MOD Movies: ‘Safe in Hell’ and other Pre-Code Pleasures

11 sassy, sexy and sometimes stiff early sound pictures with attitude from the Warner Archive.

When Hollywood was trying to find its way in the early sound era, learning to work around the sudden production constrictions imposed by sound recording and editing while struggling to find its own distinctive voice and delivery, it was also getting downright racy.
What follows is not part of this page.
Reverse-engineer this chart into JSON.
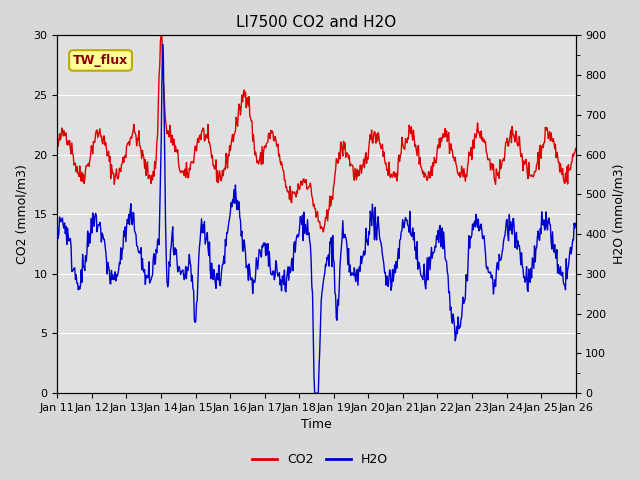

It flaunted the sexual play of unmarried couples (and worse, the affairs of married characters with other partners), the flagrant boozing at the height of prohibition, and the thrill of bad behavior, which it presented without the requisite lessons learned soon to be imposed on Hollywood productions by the Production Code, reluctantly accepted by the studios (the alternative was separate censorship boards in each state, a much more demanding and expensive proposition for the film industry to deal with).

Dorothy Mackaill in 'Safe in Hell'

Not all the pre-code movies took that attitude, of course, but a couple of decades ago a handful of sauciest of these otherwise forgotten films were branded with the promise of “Forbidden Hollywood” for a retrospective that led to a line of VHS releases, followed by laserdisc and, finally, DVD. And while most of the best of these films have already been resurrected and released – I’m talking about Night Nurse, Baby Face, Heroes For Sale, Wild Boys of the Road, Murder at the Vanities, Three on a Match, not to mention Scarface and Bride of Frankenstein (this attitude is not limited to any one genre) to name just a few – there are still films to discovered and savored, in some cases for just a scene, in other for a full length appreciation.
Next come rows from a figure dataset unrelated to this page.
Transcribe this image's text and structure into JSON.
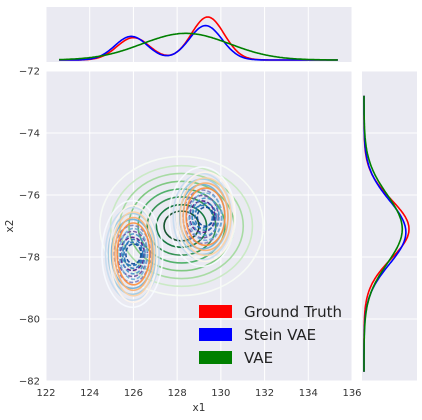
{
  "chart_data": {
    "type": "jointplot-kde",
    "xlabel": "x1",
    "ylabel": "x2",
    "xlim": [
      122,
      136
    ],
    "ylim": [
      -82,
      -72
    ],
    "xticks": [
      122,
      124,
      126,
      128,
      130,
      132,
      134,
      136
    ],
    "yticks": [
      -72,
      -74,
      -76,
      -78,
      -80,
      -82
    ],
    "grid": true,
    "legend_position": "bottom-right",
    "series": [
      {
        "name": "Ground Truth",
        "color": "#ff0000",
        "contour_palette": "oranges-blues",
        "modes": [
          {
            "x": 126.0,
            "y": -77.9,
            "sx": 0.45,
            "sy": 0.65
          },
          {
            "x": 129.3,
            "y": -76.7,
            "sx": 0.55,
            "sy": 0.6
          }
        ],
        "marginal_x": [
          {
            "x": 126.0,
            "peak": 0.52
          },
          {
            "x": 129.4,
            "peak": 1.0
          }
        ],
        "marginal_y": {
          "center": -77.1,
          "peak": 1.0
        }
      },
      {
        "name": "Stein VAE",
        "color": "#0000ff",
        "contour_palette": "blues-purples",
        "modes": [
          {
            "x": 126.0,
            "y": -77.9,
            "sx": 0.55,
            "sy": 0.7
          },
          {
            "x": 129.2,
            "y": -76.7,
            "sx": 0.6,
            "sy": 0.65
          }
        ],
        "marginal_x": [
          {
            "x": 125.9,
            "peak": 0.55
          },
          {
            "x": 129.3,
            "peak": 0.8
          }
        ],
        "marginal_y": {
          "center": -77.2,
          "peak": 0.93
        }
      },
      {
        "name": "VAE",
        "color": "#008000",
        "contour_palette": "greens",
        "modes": [
          {
            "x": 128.2,
            "y": -77.0,
            "sx": 1.5,
            "sy": 0.9
          }
        ],
        "marginal_x": [
          {
            "x": 128.4,
            "peak": 0.62
          }
        ],
        "marginal_y": {
          "center": -77.1,
          "peak": 0.85
        }
      }
    ]
  }
}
All of which is introduction to a wealth of pre-code titles recently made available via manufacture-on-demand DVD-R from the Warner Archive. It’s a mixed collection, by which I mean there are some real discoveries here along with some misfires, and Safe in Hell (1931), a kind of B-movie riff on Sadie Thompson (the original bad girl in the tropics melodrama) directed with a brutally by William Wellman, and its star Dorothy Mackaill are the most exciting of said discoveries.

The forgotten Mackaill is a kind scuffed-up, street-smart answer to Miriam Hopkins and in this film she is perfect as the all-but-in-name prostitute who is whisked off to a Caribbean island to flee a murder charge and lands in a jungle slum that the dregs of the western world have taken refuge in. The film’s title is no exaggeration; imagine Casablanca as a lice-infested backwater run by mercenary opportunists and filled with the sleaziest criminals to escape a manhunt. They all take their shot at seducing Mackaill, the sole white woman in this island prison, and she shoots them all down with the brash directness of an experienced urban doll who has spent her life fending off passes. Yet somehow the film manages to give them all a shot at redemption when she is tried for murder (it’s a different murder, and yet the same one, in the crazy logic of the melodrama contrivances) and they line up in her defense. Wellman makes it snappy and sassy as he winds the story from the cynical to the sentimental to the almost spiritual with equal commitment.